Den 2015-10-22 17:54:44 skrev Shawn Heisey <ap...@elyograg.org>:

> On 10/22/2015 8:29 AM, Nikolay Shuyskiy wrote:
>> I imagined that I could, say, add two new nodes to SolrCloud, and split
>> shard so that two new shards ("halves" of the one being split) will be
>> created on those new nodes.
>>
>> Right now the only way to split shard in my situation I see is to create
>> two directories (shard_1_0 and shard_1_1) and mount new volumes onto
>> them *before* calling SPLITSHARD. Then I would be able to split shards,
>> and after adding two new nodes, these new shards will be replicated, and
>> I'll be able to clean up all the data on the first node.
>
> The reason that they must be on the same node is because index splitting
> is a *Lucene* operation, and Lucene has no knowledge of Solr nodes, only
> the one index on the one machine.
>
> Depending on the overall cloud distribution, one option *might* be to
> add a replica of the shard you want to split to one or more new nodes
> with plenty of disk space, and after it is replicated, delete it from
> any nodes where the disk is nearly full.  Then do the split operation,
> and once it's done, use ADDREPLICA/DELETEREPLICA to arrange everything
> the way you want it.
Thank you, that makes sense and is a usable alternative for us for the  
time being.
Probably we have to consider using implicit routing for the future so that  
we could add new nodes without dealing with splitting.

-- 
Yrs sincerely,
  Nikolay Shuyskiy

Re: Split shard onto new physical volumes

Posted by Shawn Heisey <ap...@elyograg.org>.
On 10/22/2015 8:29 AM, Nikolay Shuyskiy wrote:
> I imagined that I could, say, add two new nodes to SolrCloud, and split
> shard so that two new shards ("halves" of the one being split) will be
> created on those new nodes.
> 
> Right now the only way to split shard in my situation I see is to create
> two directories (shard_1_0 and shard_1_1) and mount new volumes onto
> them *before* calling SPLITSHARD. Then I would be able to split shards,
> and after adding two new nodes, these new shards will be replicated, and
> I'll be able to clean up all the data on the first node.
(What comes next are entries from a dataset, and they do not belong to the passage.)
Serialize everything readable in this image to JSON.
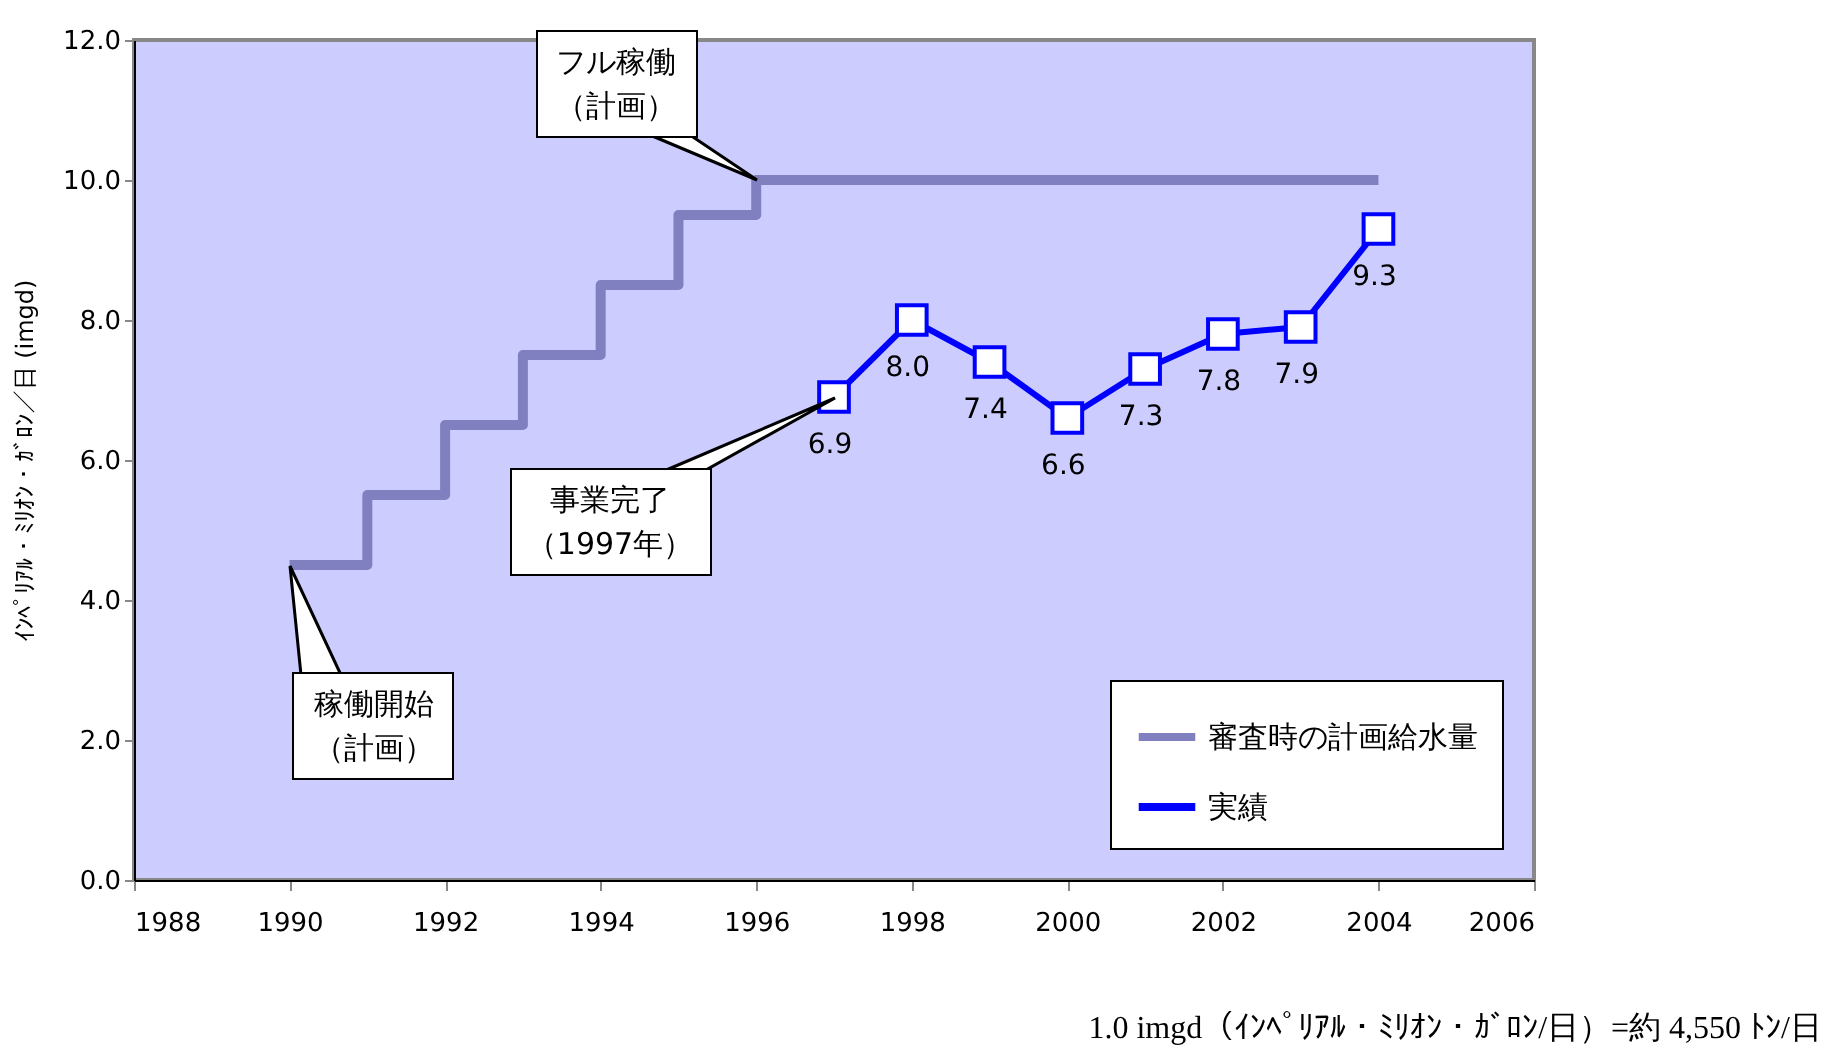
{
  "chart_data": {
    "type": "line",
    "ylabel": "ｲﾝﾍﾟﾘｱﾙ・ﾐﾘｵﾝ・ｶﾞﾛﾝ／日 (imgd)",
    "xlim": [
      1988,
      2006
    ],
    "xticks": [
      1988,
      1990,
      1992,
      1994,
      1996,
      1998,
      2000,
      2002,
      2004,
      2006
    ],
    "ylim": [
      0,
      12
    ],
    "yticks": [
      {
        "value": 0,
        "label": "0.0"
      },
      {
        "value": 2,
        "label": "2.0"
      },
      {
        "value": 4,
        "label": "4.0"
      },
      {
        "value": 6,
        "label": "6.0"
      },
      {
        "value": 8,
        "label": "8.0"
      },
      {
        "value": 10,
        "label": "10.0"
      },
      {
        "value": 12,
        "label": "12.0"
      }
    ],
    "grid": false,
    "legend": "bottom right",
    "series": [
      {
        "name": "審査時の計画給水量",
        "type": "step",
        "color": "#8080c0",
        "marker": "none",
        "x": [
          1990,
          1991,
          1992,
          1993,
          1994,
          1995,
          1996,
          1997,
          1998,
          1999,
          2000,
          2001,
          2002,
          2003,
          2004
        ],
        "values": [
          4.5,
          5.5,
          6.5,
          7.5,
          8.5,
          9.5,
          10.0,
          10.0,
          10.0,
          10.0,
          10.0,
          10.0,
          10.0,
          10.0,
          10.0
        ]
      },
      {
        "name": "実績",
        "type": "line",
        "color": "#0000ff",
        "marker": "square",
        "x": [
          1997,
          1998,
          1999,
          2000,
          2001,
          2002,
          2003,
          2004
        ],
        "values": [
          6.9,
          8.0,
          7.4,
          6.6,
          7.3,
          7.8,
          7.9,
          9.3
        ],
        "value_labels": [
          "6.9",
          "8.0",
          "7.4",
          "6.6",
          "7.3",
          "7.8",
          "7.9",
          "9.3"
        ]
      }
    ],
    "annotations": [
      {
        "text": "フル稼働（計画）",
        "x": 1996,
        "y": 10.0
      },
      {
        "text": "事業完了（1997年）",
        "x": 1997,
        "y": 6.9
      },
      {
        "text": "稼働開始（計画）",
        "x": 1990,
        "y": 4.5
      },
      "1.0 imgd（ｲﾝﾍﾟﾘｱﾙ・ﾐﾘｵﾝ・ｶﾞﾛﾝ/日）=約 4,550 ﾄﾝ/日"
    ]
  }
}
The reason that they must be on the same node is because index splitting
is a *Lucene* operation, and Lucene has no knowledge of Solr nodes, only
the one index on the one machine.

Depending on the overall cloud distribution, one option *might* be to
add a replica of the shard you want to split to one or more new nodes
with plenty of disk space, and after it is replicated, delete it from
any nodes where the disk is nearly full.  Then do the split operation,
and once it's done, use ADDREPLICA/DELETEREPLICA to arrange everything
the way you want it.

Thanks,
Shawn